Rubin v. Green, 4 Cal. 4th 1187
In this very important California Supreme Court case for the mobile home park industry, the court concluded that a park owner who is sued in a failure to maintain lawsuit cannot turnaround and sue the tenants and the tenants’ lawyers who are suing him for unlawful solicitation of other tenants to join the lawsuit.

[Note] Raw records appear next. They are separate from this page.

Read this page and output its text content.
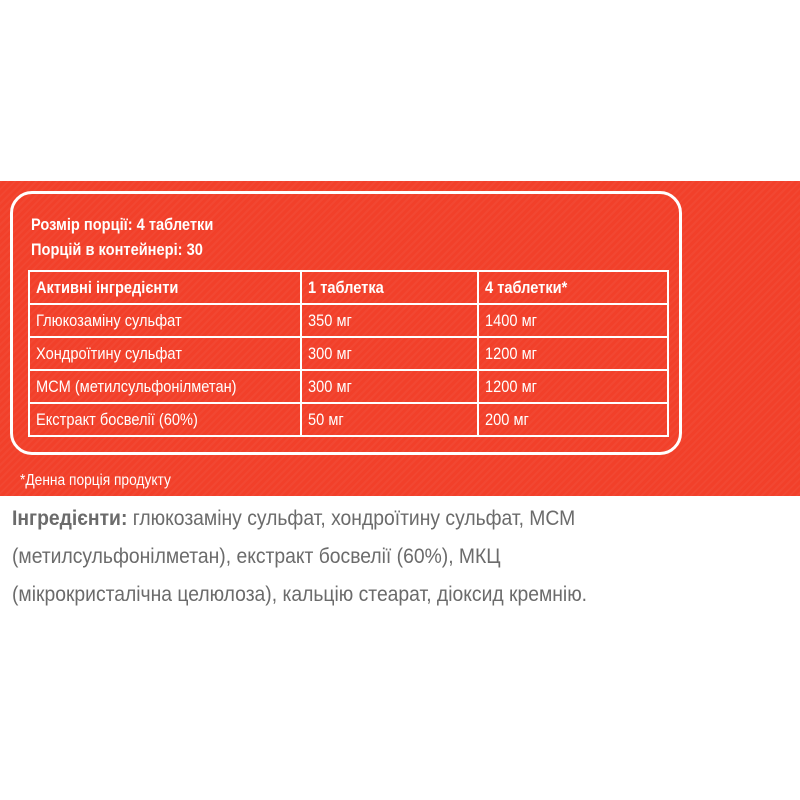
Розмір порції: 4 таблетки
Порцій в контейнері: 30
Активні інгредієнти	1 таблетка	4 таблетки*
Глюкозаміну сульфат	350 мг	1400 мг
Хондроїтину сульфат	300 мг	1200 мг
МСМ (метилсульфонілметан)	300 мг	1200 мг
Екстракт босвелії (60%)	50 мг	200 мг
*Денна порція продукту
Інгредієнти: глюкозаміну сульфат, хондроїтину сульфат, МСМ
(метилсульфонілметан), екстракт босвелії (60%), МКЦ
(мікрокристалічна целюлоза), кальцію стеарат, діоксид кремнію.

One would think that is a loss. However, in this case Mr. Coldren, who filed as “amicus” for this client, the Western Manufactured Home Community Owners Association WMA, established the law that while the aggrieved park owner cannot sue, and Association can sustain a lawsuit against the lawyer for unfair business practices, since the WMA is not a party in the underlying mobile home park failure to maintain lawsuit. An important tool for park owners.

 IN A CATEGORY OF ITS OWN
Rosales v. Huntington-By-The-Sea Mobilehome Park, etc. et al, 240 Cal.
Mr. Coldren represented a park owner who had been sued over its age restriction for their park occupancy. Mr. Coldren and his client won both in the trial court and again in the Court of Appeal. The court found that the MRL creates an exception to the California Act that mobile home parks are a form of housing that is “sui generis” (Latin for roughly ‘in a category of its own’).

RENT INCREASE
Natter v. Palm Desert Rent Review Com, 190 Cal. App. 3d 994
In this important mobile home park case, Mr. Coldren established the principle that in a rent control discretionary rent increase request based upon “maintenance of net operating income,” the rent review board is required to “annualize” base year numbers, magnifying the awarded rent increase in this case by 200%. The theory of “maintenance of net operating income” provides that a park owner is entitled to maintain his or her net operating income as it stood at the time the rent control law was adopted, adjusted to present by inflation. In this case, the park owner instituted a rent increase in the last three months of the base year, and the rent review board and the trial court refused to impute that higher rent in calculating the full 12 months of the base year. The Court of Appeal and Mr. Coldren set them straight, and the rent increase was awarded.